04/09/13

"Fragilidade semântica" e deterioração política

Rita Dantas, quebrando uma lança, cuja têmpera argumentativa merecia melhor causa, em defesa da denúncia bloquista do "piropo", parece reconhecer a inadequação da palavra, quando fala da "fragilidade semântica"que "ameaçou enterrar o debate".

Mas o problema é que a "fragilidade semântica" ou a deterioração das palavras é também uma fragilidade política e uma deterioração política ( Orwell sabia alguma coisa do assunto). A palavra justa e a atenção à palavra, bem como, já agora, uma certa "paciência do conceito", são uma condição da democracia e uma via necessária, ainda que não suficiente, da democratização. Declarar infame a grosseria sexista não é a mesma coisa que declarar infame o galanteio, a solicitação verbal, o jogo da sedução, a iniciativa que visa o consentimento erótico ou amoroso de outrem. Ora, acontece que denunciar o "piropo" como agressão e violência equivale no mínimo, porque designa mal a coisa e confunde as ideias, a deitar fora o bebé com a água do banho, a adensar a penumbra mental em que todas as distinções se tornam pardas, a abrir a porta ou — vá lá… — aplanar o caminho, à censura e às mais abusivas políticas de policiamento de costumes. É que, como reza o título do blogue da própria Rita Dantas, Boas Intenções [, ele há] Um Inferno Cheio Delas

5 comentários:

Rita Maria disse...

Eu não só reconheço a fragilidade semântica como sei que as palavras são importantes, significativas e reveladoras.

Mas face a um debate público "mal convocado" por assim dizer sobre um problema social eu posso fazer três coisas:

1. Ignorar, porque o debate não foi posto nos meus termos.
2. Tentar participar nos termos que julgo correctos, esclarecendo e partilhando a minha perspectiva.
3. Matar o debate porque usaram a palavra errada e portanto não há sequer discussão possível.

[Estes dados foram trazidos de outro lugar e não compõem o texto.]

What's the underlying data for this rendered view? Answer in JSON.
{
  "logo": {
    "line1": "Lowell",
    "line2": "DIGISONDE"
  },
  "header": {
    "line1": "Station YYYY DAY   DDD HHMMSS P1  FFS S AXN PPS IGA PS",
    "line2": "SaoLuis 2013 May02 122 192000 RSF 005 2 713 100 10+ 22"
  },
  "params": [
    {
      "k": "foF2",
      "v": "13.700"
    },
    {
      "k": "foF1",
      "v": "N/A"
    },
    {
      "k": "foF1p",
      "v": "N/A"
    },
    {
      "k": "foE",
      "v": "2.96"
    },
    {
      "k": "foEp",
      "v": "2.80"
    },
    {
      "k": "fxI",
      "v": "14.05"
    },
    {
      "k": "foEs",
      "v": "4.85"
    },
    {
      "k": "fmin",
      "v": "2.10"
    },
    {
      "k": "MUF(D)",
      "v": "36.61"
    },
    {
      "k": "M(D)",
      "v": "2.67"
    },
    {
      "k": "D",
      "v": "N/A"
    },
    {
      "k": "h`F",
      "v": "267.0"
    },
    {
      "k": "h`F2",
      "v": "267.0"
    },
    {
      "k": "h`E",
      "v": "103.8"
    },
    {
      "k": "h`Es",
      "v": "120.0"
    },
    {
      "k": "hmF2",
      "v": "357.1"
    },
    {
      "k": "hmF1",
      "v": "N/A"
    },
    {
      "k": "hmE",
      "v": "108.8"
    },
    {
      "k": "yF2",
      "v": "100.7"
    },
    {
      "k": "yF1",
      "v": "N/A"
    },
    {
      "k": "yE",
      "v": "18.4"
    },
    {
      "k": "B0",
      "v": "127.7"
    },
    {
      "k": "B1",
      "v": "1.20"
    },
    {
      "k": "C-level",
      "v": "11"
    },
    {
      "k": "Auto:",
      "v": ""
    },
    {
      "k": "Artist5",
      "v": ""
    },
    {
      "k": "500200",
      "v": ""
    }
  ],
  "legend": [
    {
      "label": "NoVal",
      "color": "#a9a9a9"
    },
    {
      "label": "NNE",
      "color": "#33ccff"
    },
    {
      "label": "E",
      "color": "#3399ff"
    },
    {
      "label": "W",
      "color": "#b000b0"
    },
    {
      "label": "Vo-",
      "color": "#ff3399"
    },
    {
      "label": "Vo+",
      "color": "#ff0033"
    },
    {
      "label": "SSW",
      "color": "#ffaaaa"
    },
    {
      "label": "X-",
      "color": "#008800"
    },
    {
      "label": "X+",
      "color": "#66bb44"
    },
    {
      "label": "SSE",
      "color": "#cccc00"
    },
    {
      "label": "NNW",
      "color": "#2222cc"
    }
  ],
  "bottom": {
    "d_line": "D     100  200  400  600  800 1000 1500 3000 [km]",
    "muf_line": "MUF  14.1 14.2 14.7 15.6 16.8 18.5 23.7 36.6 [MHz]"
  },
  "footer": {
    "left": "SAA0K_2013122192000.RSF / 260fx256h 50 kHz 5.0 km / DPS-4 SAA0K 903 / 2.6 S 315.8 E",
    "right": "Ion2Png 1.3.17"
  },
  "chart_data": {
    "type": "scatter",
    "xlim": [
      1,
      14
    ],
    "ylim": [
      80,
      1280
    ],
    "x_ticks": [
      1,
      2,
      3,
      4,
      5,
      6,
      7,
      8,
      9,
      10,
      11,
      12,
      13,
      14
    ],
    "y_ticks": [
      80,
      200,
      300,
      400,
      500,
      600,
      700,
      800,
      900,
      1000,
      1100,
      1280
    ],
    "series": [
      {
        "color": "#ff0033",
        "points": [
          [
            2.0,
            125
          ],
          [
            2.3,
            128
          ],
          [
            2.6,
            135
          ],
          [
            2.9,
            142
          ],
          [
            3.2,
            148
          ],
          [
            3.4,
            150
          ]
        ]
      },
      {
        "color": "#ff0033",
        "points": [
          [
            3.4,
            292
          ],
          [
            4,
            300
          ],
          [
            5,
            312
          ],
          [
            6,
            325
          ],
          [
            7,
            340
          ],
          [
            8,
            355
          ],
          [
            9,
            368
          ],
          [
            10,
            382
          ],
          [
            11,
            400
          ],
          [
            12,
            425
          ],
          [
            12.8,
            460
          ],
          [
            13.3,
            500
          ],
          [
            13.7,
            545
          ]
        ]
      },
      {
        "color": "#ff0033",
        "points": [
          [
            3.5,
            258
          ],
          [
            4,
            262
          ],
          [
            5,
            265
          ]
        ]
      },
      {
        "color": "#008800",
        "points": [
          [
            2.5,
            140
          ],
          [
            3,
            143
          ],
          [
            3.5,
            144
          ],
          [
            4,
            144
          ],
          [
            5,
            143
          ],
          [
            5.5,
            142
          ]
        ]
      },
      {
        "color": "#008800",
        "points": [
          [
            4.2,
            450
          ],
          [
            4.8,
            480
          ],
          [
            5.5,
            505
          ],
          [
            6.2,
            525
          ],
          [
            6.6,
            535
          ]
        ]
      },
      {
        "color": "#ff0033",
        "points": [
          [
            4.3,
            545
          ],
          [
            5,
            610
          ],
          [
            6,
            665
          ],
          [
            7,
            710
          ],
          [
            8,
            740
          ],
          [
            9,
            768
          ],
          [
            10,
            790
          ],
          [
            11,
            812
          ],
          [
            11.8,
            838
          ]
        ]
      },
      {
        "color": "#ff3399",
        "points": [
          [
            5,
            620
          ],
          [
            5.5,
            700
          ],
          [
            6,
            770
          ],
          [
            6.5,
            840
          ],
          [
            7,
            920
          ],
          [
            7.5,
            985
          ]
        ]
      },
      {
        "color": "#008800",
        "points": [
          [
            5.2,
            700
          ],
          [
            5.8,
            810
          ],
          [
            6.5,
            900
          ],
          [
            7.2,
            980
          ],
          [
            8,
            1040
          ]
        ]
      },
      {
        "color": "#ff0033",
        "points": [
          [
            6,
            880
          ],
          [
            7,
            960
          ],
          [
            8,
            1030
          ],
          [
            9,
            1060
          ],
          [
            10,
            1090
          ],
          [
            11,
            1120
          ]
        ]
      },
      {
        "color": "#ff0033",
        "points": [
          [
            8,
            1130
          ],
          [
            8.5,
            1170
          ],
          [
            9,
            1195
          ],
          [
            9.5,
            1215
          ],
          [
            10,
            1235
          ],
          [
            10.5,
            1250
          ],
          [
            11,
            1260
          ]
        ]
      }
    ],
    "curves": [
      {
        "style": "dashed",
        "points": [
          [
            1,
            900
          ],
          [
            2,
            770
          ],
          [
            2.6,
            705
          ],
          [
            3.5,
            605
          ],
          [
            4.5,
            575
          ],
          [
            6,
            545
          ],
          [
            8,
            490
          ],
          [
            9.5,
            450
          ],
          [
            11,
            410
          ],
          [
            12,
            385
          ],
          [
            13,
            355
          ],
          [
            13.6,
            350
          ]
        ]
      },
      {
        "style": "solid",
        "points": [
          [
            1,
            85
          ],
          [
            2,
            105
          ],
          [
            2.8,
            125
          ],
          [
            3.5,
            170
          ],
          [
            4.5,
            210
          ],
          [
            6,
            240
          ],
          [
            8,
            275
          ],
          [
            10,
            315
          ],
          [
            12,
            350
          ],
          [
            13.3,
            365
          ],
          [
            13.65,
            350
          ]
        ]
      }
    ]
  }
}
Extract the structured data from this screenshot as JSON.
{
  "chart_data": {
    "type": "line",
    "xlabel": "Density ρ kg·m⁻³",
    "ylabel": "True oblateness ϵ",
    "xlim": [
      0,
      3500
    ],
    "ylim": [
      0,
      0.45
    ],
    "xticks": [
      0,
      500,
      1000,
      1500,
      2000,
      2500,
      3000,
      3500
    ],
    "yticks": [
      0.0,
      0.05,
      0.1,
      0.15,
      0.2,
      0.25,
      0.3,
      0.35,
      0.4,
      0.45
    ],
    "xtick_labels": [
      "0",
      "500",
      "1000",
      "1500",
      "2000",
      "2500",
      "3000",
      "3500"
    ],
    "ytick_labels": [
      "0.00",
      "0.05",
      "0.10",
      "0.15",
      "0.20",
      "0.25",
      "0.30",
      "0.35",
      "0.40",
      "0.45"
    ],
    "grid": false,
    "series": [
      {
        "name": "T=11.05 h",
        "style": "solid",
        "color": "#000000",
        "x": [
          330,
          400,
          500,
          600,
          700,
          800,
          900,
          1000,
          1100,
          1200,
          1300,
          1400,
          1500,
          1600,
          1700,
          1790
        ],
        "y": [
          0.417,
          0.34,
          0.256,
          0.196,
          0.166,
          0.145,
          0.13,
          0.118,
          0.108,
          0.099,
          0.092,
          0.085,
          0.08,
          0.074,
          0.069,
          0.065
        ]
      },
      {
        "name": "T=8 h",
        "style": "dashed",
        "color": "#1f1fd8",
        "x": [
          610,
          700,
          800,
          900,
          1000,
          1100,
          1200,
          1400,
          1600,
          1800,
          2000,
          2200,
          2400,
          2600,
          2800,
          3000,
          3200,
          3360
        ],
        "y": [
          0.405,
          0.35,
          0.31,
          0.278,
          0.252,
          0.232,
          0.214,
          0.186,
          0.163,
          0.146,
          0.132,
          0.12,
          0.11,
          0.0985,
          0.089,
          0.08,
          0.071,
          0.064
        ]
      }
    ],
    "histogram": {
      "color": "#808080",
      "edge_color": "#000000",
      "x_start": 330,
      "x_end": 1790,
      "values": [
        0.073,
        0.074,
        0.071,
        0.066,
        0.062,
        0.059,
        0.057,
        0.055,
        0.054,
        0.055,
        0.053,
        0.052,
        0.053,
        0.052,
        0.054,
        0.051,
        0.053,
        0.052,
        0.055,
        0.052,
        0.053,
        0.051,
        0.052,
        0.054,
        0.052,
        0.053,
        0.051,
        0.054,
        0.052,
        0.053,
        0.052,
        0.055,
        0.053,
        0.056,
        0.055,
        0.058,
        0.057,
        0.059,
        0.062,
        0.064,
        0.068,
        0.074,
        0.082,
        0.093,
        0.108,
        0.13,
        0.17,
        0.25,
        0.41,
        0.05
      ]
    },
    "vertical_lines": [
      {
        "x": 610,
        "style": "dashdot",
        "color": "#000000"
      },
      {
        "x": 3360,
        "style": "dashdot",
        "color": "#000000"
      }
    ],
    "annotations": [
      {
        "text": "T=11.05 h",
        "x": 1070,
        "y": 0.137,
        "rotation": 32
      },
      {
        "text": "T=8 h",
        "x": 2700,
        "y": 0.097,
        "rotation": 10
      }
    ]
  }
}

Eu acho que quem reconhece que é grave que miúdas de doze anos sejam tratadas na rua por "boquinha de broche" e "grande par de mamas", que aprendam a encolher-se e a ter medo de andar na rua, que percebam que o seu corpo é um objecto considerado do domínio público, só pode optar pela segunda.

Quem acha que a situação tal como está não é grave, pode escolher uma das outras duas.

joão viegas disse...

Ola,

Custa-me entrar no debate imbecil e histérico que se gerou acerca deste assunto, mas acho que este post diz uma coisa que, parecendo simples, é sistematicamente olvidada nas nossas sociedades pretensamente clericais.

"A palavra justa e a atenção à palavra, bem como, já agora, uma certa "paciência do conceito", são uma condição da democracia e uma via necessária, ainda que não suficiente, da democratização."

Se meditassemos e acatassemos esta consideração de bom senso, 80 % dos problemas de que debatemos seriam facilmente solucionados.

Não ha que ter medo, que os restantes 20 % dão conversa para varios séculos...

Abraço

Miguel Serras Pereira disse...

Agradeço ao João o seu comentário reconfortante, com o costumado abraço amigo.
À Rita Maria tenho a dizer o seguinte: primeiro, nenhum dos seus argumentos refuta seja o que for do meu pequeno post. Em segundo lugar, peço-lhe que considere a eventualidade de um debate convocado para discutir "O Papel da Raça na Luta de Classes", perguntando-lhe depois se a única intervenção útil - a haver alguma - não será a de começar por denunciar os termos em que a questão é posta, sobretudo no caso de podermos pensar que as intenções dos promotores da iniciativa são combater as discriminações.

msp

Rita Maria disse...

Sim, claro - reconheço mesmo e sem dificuldade que as palavras são importantes.

Mas depois disso, se achasse o tema do debate importante, e muito especialmente se fosse uma coisa a que eu reconhecesse importância mas de que se falasse pouco, debatia-o, não dava necessariamente a ocasião por perdida.

Ana Cristina Leonardo disse...

Só agora vi isto. Mas é interessante, ou se calhar devia dizer significativo, que a palavra de ordem escolhida fosse "engole o teu piropo". Porque não: "engole a tua alarvidade, ó grunho"? Piropo é quando um desconhecido de repente me oferece flores. Sem eu lhe pedir. Mas quer-me parecer que há muita gente que também acha isso um atentado à emancipação feminina. A semântica, de facto, é tramada.